The US gives generous tax breaks for donations to charity which can be used to limit capital gains liabilities in particular, although their value depends on the vehicles used and the timing of gifts and share sales.

Other Silicon Valley philanthropists to have set up LLCs include Laurene Powell Jobs, wife of the late Apple chief executive Steve Jobs, and Dustin Moskovitz, Mr Zuckerberg’s co-founder at Facebook. Their emergence coincides with increased interest in “impact investing”, which aims to produce a social good as well as an investment return.
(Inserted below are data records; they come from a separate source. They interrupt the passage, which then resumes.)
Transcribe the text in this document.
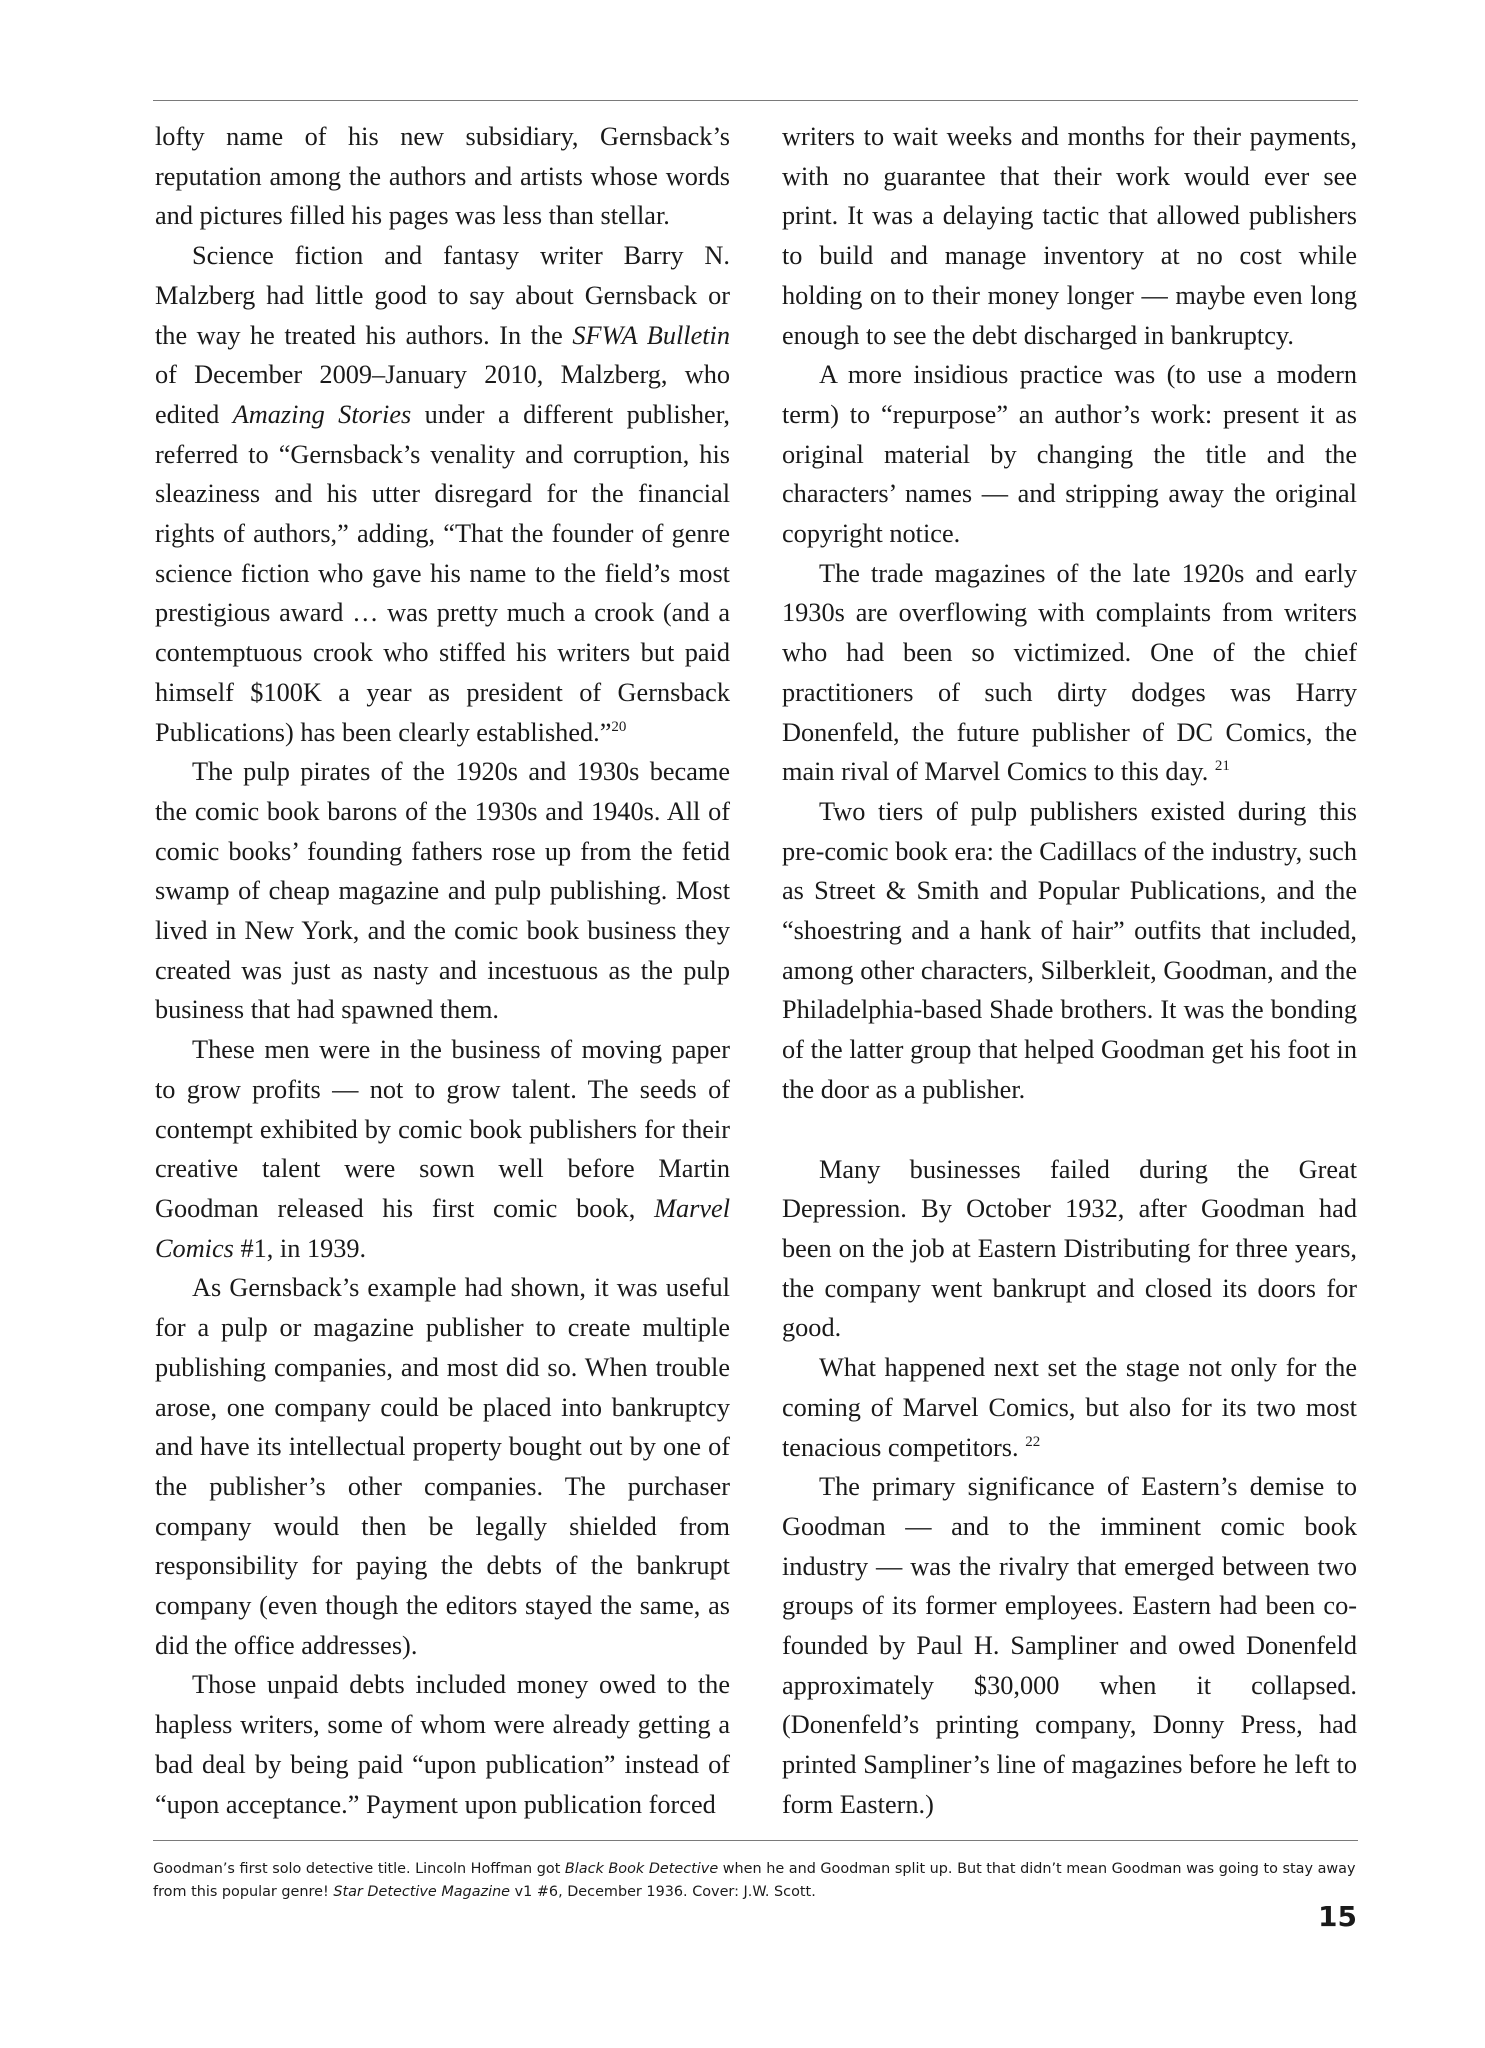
lofty name of his new subsidiary, Gernsback’s reputation among the authors and artists whose words and pictures filled his pages was less than stellar.

Science fiction and fantasy writer Barry N. Malzberg had little good to say about Gernsback or the way he treated his authors. In the SFWA Bulletin of December 2009–January 2010, Malzberg, who edited Amazing Stories under a different publisher, referred to “Gernsback’s venality and corruption, his sleaziness and his utter disregard for the financial rights of authors,” adding, “That the founder of genre science fiction who gave his name to the field’s most prestigious award … was pretty much a crook (and a contemptuous crook who stiffed his writers but paid himself $100K a year as president of Gernsback Publications) has been clearly established.”$^{20}$

The pulp pirates of the 1920s and 1930s became the comic book barons of the 1930s and 1940s. All of comic books’ founding fathers rose up from the fetid swamp of cheap magazine and pulp publishing. Most lived in New York, and the comic book business they created was just as nasty and incestuous as the pulp business that had spawned them.

These men were in the business of moving paper to grow profits — not to grow talent. The seeds of contempt exhibited by comic book publishers for their creative talent were sown well before Martin Goodman released his first comic book, Marvel Comics #1, in 1939.

As Gernsback’s example had shown, it was useful for a pulp or magazine publisher to create multiple publishing companies, and most did so. When trouble arose, one company could be placed into bankruptcy and have its intellectual property bought out by one of the publisher’s other companies. The purchaser company would then be legally shielded from responsibility for paying the debts of the bankrupt company (even though the editors stayed the same, as did the office addresses).

Those unpaid debts included money owed to the hapless writers, some of whom were already getting a bad deal by being paid “upon publication” instead of “upon acceptance.” Payment upon publication forced

writers to wait weeks and months for their payments, with no guarantee that their work would ever see print. It was a delaying tactic that allowed publishers to build and manage inventory at no cost while holding on to their money longer — maybe even long enough to see the debt discharged in bankruptcy.

A more insidious practice was (to use a modern term) to “repurpose” an author’s work: present it as original material by changing the title and the characters’ names — and stripping away the original copyright notice.

The trade magazines of the late 1920s and early 1930s are overflowing with complaints from writers who had been so victimized. One of the chief practitioners of such dirty dodges was Harry Donenfeld, the future publisher of DC Comics, the main rival of Marvel Comics to this day. $^{21}$

Two tiers of pulp publishers existed during this pre-comic book era: the Cadillacs of the industry, such as Street & Smith and Popular Publications, and the “shoestring and a hank of hair” outfits that included, among other characters, Silberkleit, Goodman, and the Philadelphia-based Shade brothers. It was the bonding of the latter group that helped Goodman get his foot in the door as a publisher.

Many businesses failed during the Great Depression. By October 1932, after Goodman had been on the job at Eastern Distributing for three years, the company went bankrupt and closed its doors for good.

What happened next set the stage not only for the coming of Marvel Comics, but also for its two most tenacious competitors. $^{22}$

The primary significance of Eastern’s demise to Goodman — and to the imminent comic book industry — was the rivalry that emerged between two groups of its former employees. Eastern had been co-founded by Paul H. Sampliner and owed Donenfeld approximately $30,000 when it collapsed. (Donenfeld’s printing company, Donny Press, had printed Sampliner’s line of magazines before he left to form Eastern.)

Goodman’s first solo detective title. Lincoln Hoffman got Black Book Detective when he and Goodman split up. But that didn’t mean Goodman was going to stay away from this popular genre! Star Detective Magazine v1 #6, December 1936. Cover: J.W. Scott.
15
Mr Moskovitz and his wife, Cari Tuna, also plan to give the vast bulk of their Facebook fortune away in their lifetime, and have made for-profit investments in artificial intelligence, grants to promote immigration reform and support for homelessness charities.

Silicon Valley is approaching philanthropy the way that tech entrepreneurs take on any challenge: using data and trial and error tactics - A/B testing in an engineer’s language - to come up with ambitious and at times unusual answers to perennial problems. Sean Parker, an early investor in Facebook, who set up his own foundation earlier this year, called it “hacker philanthropy”.

Mr Moskovitz and Ms Tuna have supported work by a venture called GiveWell to rank the impact of different potential investments or grants. “There are really strong arguments for giving as soon as we can, balanced against our knowing that the more we learn, the better we’ll get at this,” Ms Tuna said. “We are trying to share as much as we can about what we are doing and what we are learning for the benefit of other people who are trying to learn, too.”

Mr Zuckerberg echoes the sentiment in his video, saying he expected some of his philanthropic projects to falter. “Like doing anything you want to well in the world, it just takes practice, you are not going to be perfect at it the first time,” he said.

Darren Walker, president of the Ford Foundation, said the Zuckerbergs’ plan for their Facebook fortune was a “clarion call to a new generation of millennials” to encourage them to use their wealth for social justice.

Michael Bloomberg, the billionaire media owner and former New York mayor, said that Mr Zuckerberg had shown “30 is the new 70” when it comes to philanthropy. “The traditional approach to giving — leaving it to old age or death — is falling by the wayside, as it should,” he wrote. “The question is: how many of his peers in Silicon Valley and beyond will join him?”